Try to place civilizations according to their culture group, for instances Middle-eastern civs are placed near each other, etc. This includes city states if possible.

Luxury resources could also be given a preference, for instances Wine near mediterranean civs, Ivory near middle-eastern, Silk near Asian, etc.

Add an option to make a few mountain chains to make for more interesting maps.
 
Culture grouping I would definitely like to refine, I will see what I can do.

As for the mountain ranges, I'm not impressed either... Beta 2 should be available soon ;). I figured out last night that I omitted a section of code by accident, as tectonic islands aren't showing up either! So I'm resolving that at the moment.

Im also going to get the terrrain and features to have a little more distinct regionally, seems kind of scattered to my eye.

Tweaks and balances are what I'm focusing on now that the code is *mostly*functional.

Cheers for the feedback!
 
Now Available:

BETA.2.:.Updates & Corrections -23NOV2010
* Included ReadMe-WorldsUnltd.txt
* Implemented Tectonic Islands
* Reorganised code to correct Mountain ranges issues
* Tweaked Fractal, TerrainGenerator and Feature Generator values.
* NEW Custom Option [Mountain Peaks] that adjusts the 'extra_mountains' var.
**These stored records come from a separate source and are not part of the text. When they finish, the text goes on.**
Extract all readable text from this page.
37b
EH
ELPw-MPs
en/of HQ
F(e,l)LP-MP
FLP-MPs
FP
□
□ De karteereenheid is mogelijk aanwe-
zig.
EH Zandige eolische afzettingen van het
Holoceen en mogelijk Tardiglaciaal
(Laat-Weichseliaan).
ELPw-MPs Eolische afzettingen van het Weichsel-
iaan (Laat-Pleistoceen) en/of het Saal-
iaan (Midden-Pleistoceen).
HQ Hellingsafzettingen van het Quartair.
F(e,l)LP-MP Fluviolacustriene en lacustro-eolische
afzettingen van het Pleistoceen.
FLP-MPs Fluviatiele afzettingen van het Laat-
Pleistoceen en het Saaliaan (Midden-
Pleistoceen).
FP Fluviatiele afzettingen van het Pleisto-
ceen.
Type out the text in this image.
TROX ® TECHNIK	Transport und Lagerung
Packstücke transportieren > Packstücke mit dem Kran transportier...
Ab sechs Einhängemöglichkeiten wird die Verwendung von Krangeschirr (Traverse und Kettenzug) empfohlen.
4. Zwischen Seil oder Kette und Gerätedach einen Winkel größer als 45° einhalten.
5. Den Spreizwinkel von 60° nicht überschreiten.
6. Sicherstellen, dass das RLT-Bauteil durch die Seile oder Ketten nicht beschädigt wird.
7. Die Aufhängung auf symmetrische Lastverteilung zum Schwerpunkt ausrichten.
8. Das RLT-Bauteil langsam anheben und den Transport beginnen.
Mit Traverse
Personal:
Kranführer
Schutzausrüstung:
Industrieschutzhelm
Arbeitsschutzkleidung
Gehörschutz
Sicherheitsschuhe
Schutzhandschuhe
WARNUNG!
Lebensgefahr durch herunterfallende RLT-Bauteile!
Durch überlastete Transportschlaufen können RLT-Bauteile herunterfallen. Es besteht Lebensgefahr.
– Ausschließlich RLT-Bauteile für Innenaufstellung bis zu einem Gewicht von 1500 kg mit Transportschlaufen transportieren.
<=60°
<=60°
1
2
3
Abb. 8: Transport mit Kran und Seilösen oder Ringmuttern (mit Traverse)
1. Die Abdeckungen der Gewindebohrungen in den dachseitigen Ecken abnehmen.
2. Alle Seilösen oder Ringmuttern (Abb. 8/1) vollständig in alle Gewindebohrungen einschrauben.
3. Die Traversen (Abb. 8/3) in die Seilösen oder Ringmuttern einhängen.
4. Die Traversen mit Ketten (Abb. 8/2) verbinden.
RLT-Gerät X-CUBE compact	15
Choices are:
"Normal", "Extra Peaks"(Default), "Abundant Peaks", "I'm a Shirpa, take me home!"
 
I like the clarity of the Land Adjust options, how you provide an estimation of starting cities per civ. I might adopt that. I'm unclear, though, on why you are reducing the number of map sizes to three instead of six. Why not keep the original six sizes as they were? If a person wants to play Small, they can select Small. I don't see why they should be barred from playing Standard or Tiny.

You might want to consider increasing the mountain grain as you increase mountain volume. Or include an option for it. There comes a point where the thickness of mountain ranges ceases to have an impact on diversity and just consumes map tiles.

As for WorldBuilder, I don't use it so I have no experience of what does and does not work within the software. You might want to add a logic statement that will check for 0 civs & city states and then default the values according to the map size selection. i.e. if the script does not find any civs tallied, it will check to see what the map size is and fill the iNumCiv value according to map size. Duel = 2, Tiny = 4, Huge = 12, etc.

... And you spelled my name wrong. <w>
 
Doh! I will fix your name in the next build! I'm terrible for spelling... then once I spelled it wrong once, I just refered to that one, or cut and paste....so its likely wrong everywhere! :D

It's actually at three sizes now for an idea I had added to the pile, but I'm still tinkering with. Funny you mention it, because that's my next task: handling grid sizes and randomizing numPlayers (or at least at this point, numCityStates, just for variety)

I was noticing that mountains still aren't looking right when I was doing screenshots in game, and I'm not so fond of the 5-6 tile thick mountain ranges either. I'll take your advice look first at the grains though, thanks.

As for the worldBuilder, I use it to quickly see results, and the log (if using the Unofficial Patched version) makes an awesome debugger. just save your lua and hit generate map in WorldBuilder, instant feedback (unless of course you change anything in GetMapScriptInfo() or GetMapInitData() then you need to relaunch WorldBuilder). I just haven't bothered with accounting for it, just as easy for me to manually change the values. I'm leaving that to the end too.

I like the idea of Culture grouping and stuff, I might see about a lake or two more and adjust the available land accordingly, and there are a dozen or so more aesthetic things I would like to tweak, but all that will be last, since aesthetic is pretty subjective and will likely take some time.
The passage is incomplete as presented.